Mais c’est avec Kaocen Mohammed, son meilleur ami, à la guitare rythmique, qu’il compose et écrit les chansons, puis s’ajoute Brahim Ehmoud, à la percussion. Ishumar, ils passent leurs journées à jouer de la musique et les soirées avec leurs ainées, à apprendre et essayer leurs compos. Mohamed gagne sa vie en jouant dans les mariages, notamment avec Bambino. En janvier 2010, il joue avec le groupe Atri n’ Assouf, comme chœur, puis guitare rythmique, lors de dates en Algérie (notamment à l’occasion de la 2nde Rencontre internationale d’Imzad à Tamanrasset).

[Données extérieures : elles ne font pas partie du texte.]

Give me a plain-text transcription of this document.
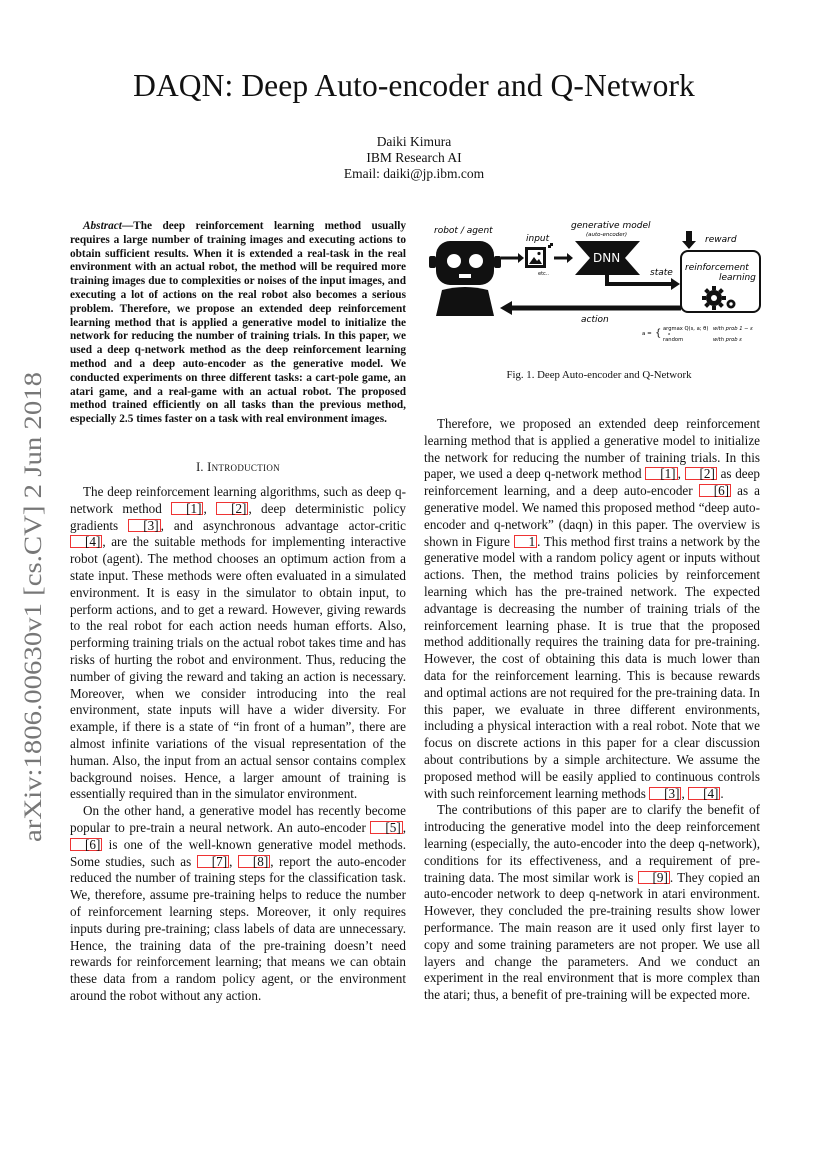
arXiv:1806.00630v1 [cs.CV] 2 Jun 2018
DAQN: Deep Auto-encoder and Q-Network
Daiki Kimura
IBM Research AI
Email: daiki@jp.ibm.com
Abstract—The deep reinforcement learning method usually requires a large number of training images and executing actions to obtain sufficient results. When it is extended a real-task in the real environment with an actual robot, the method will be required more training images due to complexities or noises of the input images, and executing a lot of actions on the real robot also becomes a serious problem. Therefore, we propose an extended deep reinforcement learning method that is applied a generative model to initialize the network for reducing the number of training trials. In this paper, we used a deep q-network method as the deep reinforcement learning method and a deep auto-encoder as the generative model. We conducted experiments on three different tasks: a cart-pole game, an atari game, and a real-game with an actual robot. The proposed method trained efficiently on all tasks than the previous method, especially 2.5 times faster on a task with real environment images.
I. Introduction

The deep reinforcement learning algorithms, such as deep q-network method [1] , [2] , deep deterministic policy gradients [3] , and asynchronous advantage actor-critic [4] , are the suitable methods for implementing interactive robot (agent). The method chooses an optimum action from a state input. These methods were often evaluated in a simulated environment. It is easy in the simulator to obtain input, to perform actions, and to get a reward. However, giving rewards to the real robot for each action needs human efforts. Also, performing training trials on the actual robot takes time and has risks of hurting the robot and environment. Thus, reducing the number of giving the reward and taking an action is necessary. Moreover, when we consider introducing into the real environment, state inputs will have a wider diversity. For example, if there is a state of “in front of a human”, there are almost infinite variations of the visual representation of the human. Also, the input from an actual sensor contains complex background noises. Hence, a larger amount of training is essentially required than in the simulator environment.

On the other hand, a generative model has recently become popular to pre-train a neural network. An auto-encoder [5] , [6] is one of the well-known generative model methods. Some studies, such as [7] , [8] , report the auto-encoder reduced the number of training steps for the classification task. We, therefore, assume pre-training helps to reduce the number of reinforcement learning steps. Moreover, it only requires inputs during pre-training; class labels of data are unnecessary. Hence, the training data of the pre-training doesn’t need rewards for reinforcement learning; that means we can obtain these data from a random policy agent, or the environment around the robot without any action.

robot / agent
input
etc..
generative model
(auto-encoder)
DNN
state
reward
reinforcement
learning
action
a = { argmax Q(s, a; θ)
a
random
with prob 1 − ε
with prob ε
Fig. 1. Deep Auto-encoder and Q-Network

Therefore, we proposed an extended deep reinforcement learning method that is applied a generative model to initialize the network for reducing the number of training trials. In this paper, we used a deep q-network method [1] , [2] as deep reinforcement learning, and a deep auto-encoder [6] as a generative model. We named this proposed method “deep auto-encoder and q-network” (daqn) in this paper. The overview is shown in Figure 1 . This method first trains a network by the generative model with a random policy agent or inputs without actions. Then, the method trains policies by reinforcement learning which has the pre-trained network. The expected advantage is decreasing the number of training trials of the reinforcement learning phase. It is true that the proposed method additionally requires the training data for pre-training. However, the cost of obtaining this data is much lower than data for the reinforcement learning. This is because rewards and optimal actions are not required for the pre-training data. In this paper, we evaluate in three different environments, including a physical interaction with a real robot. Note that we focus on discrete actions in this paper for a clear discussion about contributions by a simple architecture. We assume the proposed method will be easily applied to continuous controls with such reinforcement learning methods [3] , [4] .

The contributions of this paper are to clarify the benefit of introducing the generative model into the deep reinforcement learning (especially, the auto-encoder into the deep q-network), conditions for its effectiveness, and a requirement of pre-training data. The most similar work is [9] . They copied an auto-encoder network to deep q-network in atari environment. However, they concluded the pre-training results show lower performance. The main reason are it used only first layer to copy and some training parameters are not proper. We use all layers and change the parameters. And we conduct an experiment in the real environment that is more complex than the atari; thus, a benefit of pre-training will be expected more.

Fin 2011, toujours au festival de l’imzad, il se produit pour la première fois avec son propre groupe, constitué de Mohammed Bilalan à la guitare rythmique, Alrhassan Gadjal à la guitare rythmique solo, Ibrahim El Hadji aux percussions, devant plus de 3 000 personnes. Ses morceaux parlent de la vie quotidienne à Agadez, entre le manque d’argent, le temps qui passe lentement, la patience, la tradition qui disparait peu à peu, le sens de la rébellion touarègue, l’attitude des leaders touaregs, et bien sûr d’amour ! Ses chansons sont écrites en tamashek mais également en français, notamment pour se faire comprendre des agadéziens qui ne sont pas tous Touaregs ou qui parlent de moins en moins tamasheq au profit du Hausa et du Français (langue enseignée à l’école).